When grown in culture, human embryonic stem cells accrue mutations. Many of these changes are similar to those observed in cancer cells and may affect the cells' suitability for use in therapies or even for studying disease. However, detecting such changes has been difficult, as has been characterizing their accumulation in different cell lines over time. A group of scientists from seven countries recently reported the most comprehensive characterization so far of genomic stability in human embryonic stem cell (hESC) lines. Led by Elisa Närvä and Riitta Lahesmaa of the Turku Centre of Biotechnology in Finland, the scientists analyzed 17 hESC lines maintained in different laboratories and compared variation to that found in genomes from the HapMap project, which provides a reference adult population.

Previous studies of genetic stability in hESCs have probed fewer lines for either limited numbers of differences or for larger differences that can be made apparent on intact chromosomes. This analysis cataloged variation more extensively, focusing on two classes of genetic differences: single-nucleotide polymorphisms and copy-number variations (CNVs), which are genomic regions that are amplified or deleted. To do so, the researchers used a hybridization array containing nearly a million probes for single-nucleotide polymorphisms, plus nearly another million probes to detect CNVs.
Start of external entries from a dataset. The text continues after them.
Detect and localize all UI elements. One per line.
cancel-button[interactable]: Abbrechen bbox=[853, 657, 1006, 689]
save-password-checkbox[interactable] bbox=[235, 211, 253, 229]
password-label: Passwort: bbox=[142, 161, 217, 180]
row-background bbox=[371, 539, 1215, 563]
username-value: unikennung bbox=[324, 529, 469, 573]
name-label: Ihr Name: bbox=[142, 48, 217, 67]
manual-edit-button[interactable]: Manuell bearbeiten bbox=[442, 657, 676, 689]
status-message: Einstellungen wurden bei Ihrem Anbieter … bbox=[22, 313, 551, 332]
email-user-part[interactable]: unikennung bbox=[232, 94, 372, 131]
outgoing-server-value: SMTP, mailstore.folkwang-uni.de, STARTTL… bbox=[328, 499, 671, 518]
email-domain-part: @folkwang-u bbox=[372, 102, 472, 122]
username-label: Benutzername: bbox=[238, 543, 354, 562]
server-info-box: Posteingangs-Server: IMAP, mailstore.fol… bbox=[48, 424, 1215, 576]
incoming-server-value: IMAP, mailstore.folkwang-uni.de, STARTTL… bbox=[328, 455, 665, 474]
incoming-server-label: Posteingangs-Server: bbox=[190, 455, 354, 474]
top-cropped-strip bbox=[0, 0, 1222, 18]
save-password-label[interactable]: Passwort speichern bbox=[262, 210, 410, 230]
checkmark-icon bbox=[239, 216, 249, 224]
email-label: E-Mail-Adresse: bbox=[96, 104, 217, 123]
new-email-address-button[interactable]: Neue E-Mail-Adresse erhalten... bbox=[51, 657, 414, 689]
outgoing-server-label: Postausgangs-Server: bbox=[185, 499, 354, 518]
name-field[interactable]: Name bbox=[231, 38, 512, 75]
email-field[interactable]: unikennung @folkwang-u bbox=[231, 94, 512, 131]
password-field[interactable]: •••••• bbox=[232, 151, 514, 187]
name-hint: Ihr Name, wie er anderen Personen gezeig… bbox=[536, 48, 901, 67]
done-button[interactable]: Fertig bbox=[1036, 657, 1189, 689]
These analyses identified 843 areas with CNVs ranging in size from 50 to 3,000 kilobases. The number and sizes of these CNVs were similar to those identified in the genomes of 90 Caucasian individuals sampled from the HapMap project. However, the distribution of these CNVs on chromosomes did differ. And although HapMap CNVs represented gains and losses of genomic regions equally, nearly three-quarters of CNVs in hESCs were gains or amplifications.

Follow-up studies indicated that CNVs often affected gene expression and that the biological function of many of these genes was associated with cancer. Additionally, the researchers' analysis showed that one of the cell lines (FES21) lost heterozygosity in the short arm of chromosome 16, though standard karyotyping of this hESC line had not previously detected this change; loss of heterozygosity, in which either the maternal or paternal region of a chromosome is deleted and its counterpart is duplicated, is frequently associated with cancer cells.

Other studies have indicated that mutations that allow hESCs to thrive in culture promote cancer-like qualities. Accordingly the researchers analyzed genomes from several samples of the same line that had been maintained in culture for many cell divisions (more than 50 passages) and compared them to those with fewer cell divisions (fewer than 50 passages), searching for regions affected by time in culture. The data indicated that new loss-of-heterozygosity sites arose at an average rate of 1.3 per passage. These had an average size of 1,000 kilobases and occurred on nearly every chromosome.

The researchers also asked whether the variations detected in hESCs occurred in different lines. They identified seven amplified and two deleted regions in eight or more samples. One of these, a deletion of tumor suppressor HIC2, they found in 28% of hESC samples but in fewer than 5% of HapMap samples. This change is likely to be culture-induced because the reseachers observed it in genomes of later-passage samples but not in earlier ones of the same lines.

Although these results do not indicate that stem cells cannot be used therapeutically, they do indicate that time in culture should be limited for cells intended for therapeutic use. Even basic researchers need to be careful: “Small changes acquired during culture may have profound influence on the phenotype of molecular mechanisms that are under investigation,” says Lahesmaa. In addition to monitoring and analysis, she says, results from experiments should be verified on multiple cell lines.

Besides looking into the functional importance of mutations acquired during cell culture, Lahesmaa and colleagues plan to examine epigenetic changes and to conduct similar genomic studies of the genetic variations that occur when somatic cells are reprogrammed into pluripotent stem cells.